Durante o debate, o desembargador Jones Gattass Dias levantou uma questão sobre os riscos de retrocessos na legislação ambiental diante de propostas como a nova Lei Geral de Licenciamento. “Como vemos o avanço de medidas contrárias à proteção ambiental? Será que não voltaremos atrás com essa nova lei?”, indagou.

Em resposta, o professor Patryck Ayala alertou que o texto da proposta representa um desafio significativo. “Um dos principais problemas é que ela coloca em segundo plano o dever do Estado de avaliar riscos. Já há precedentes no Supremo Tribunal Federal reconhecendo a inconstitucionalidade de normas que enfraquecem esse dever. O Brasil se prepara para sediar a próxima COP, e nenhum país tem conseguido cumprir integralmente as metas de 2030. Por isso, é fundamental reafirmar o princípio da vedação ao retrocesso em matéria de proteção ambiental”, concluiu.

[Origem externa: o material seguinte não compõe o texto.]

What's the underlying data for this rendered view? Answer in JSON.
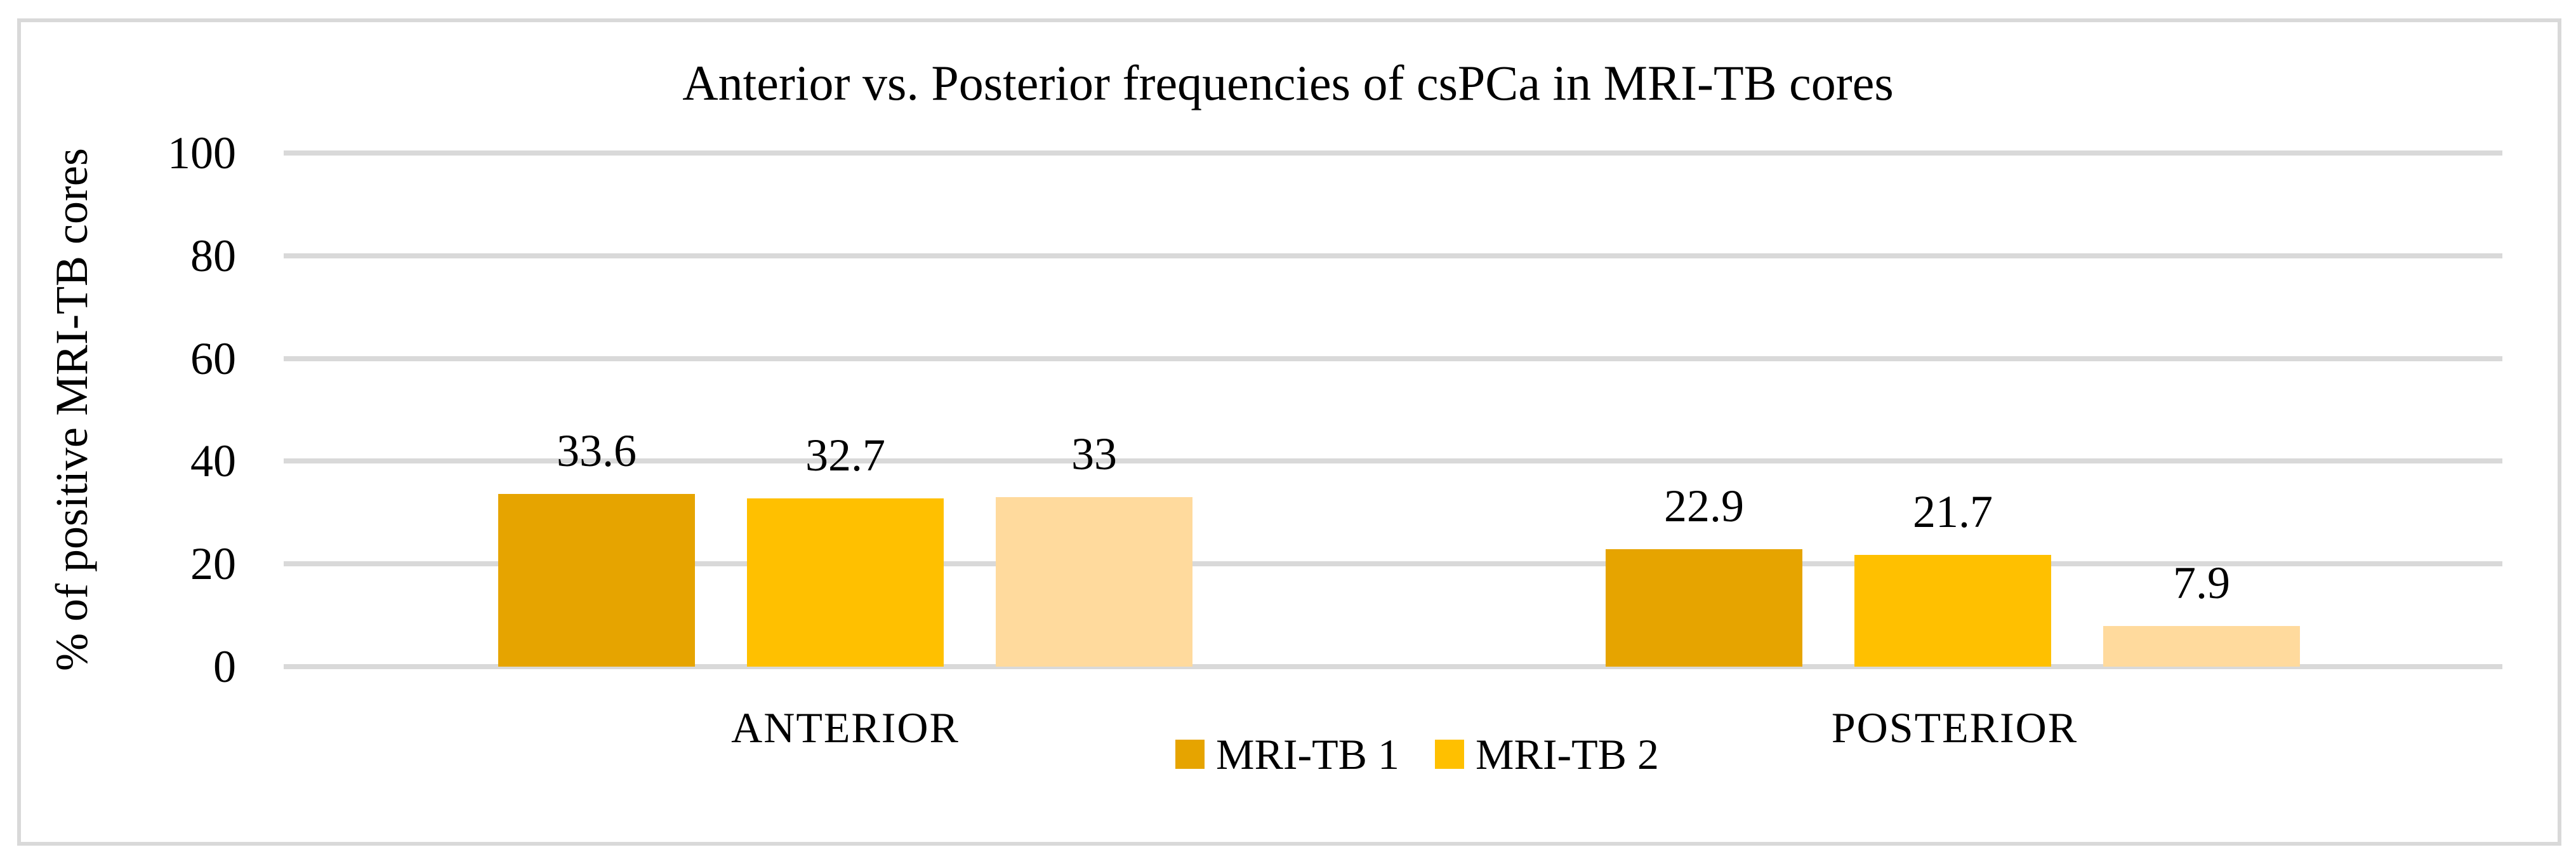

Reflexão e compromisso institucional

Após as exposições, o desembargador Rodrigo Curvo elogiou os palestrantes e destacou a importância do aprofundamento teórico e prático dos temas discutidos.

“A fala da professora Patrícia foi profunda e esclarecedora. A palestra do professor Patryck nos trouxe a densidade e complexidade dos desafios que enfrentamos no campo jurídico-ambiental. São reflexões que nos chamam à responsabilidade institucional.”

Participaram também do webinário os desembargadores Vandymara Galvão Ramos Paiva Zanolo e Jones Gattass Dias, que reforçaram a relevância do tema e o papel estratégico do Poder Judiciário na proteção dos direitos difusos e coletivos, sobretudo diante da emergência climática.

O evento integra o calendário formativo da Esmagis-MT, sob a direção do desembargador Márcio Vidal, vice-direção da desembargadora Anglizey Solivan de Oliveira, e coordenação do Eixo Ambiental pelo desembargador Rodrigo Curvo.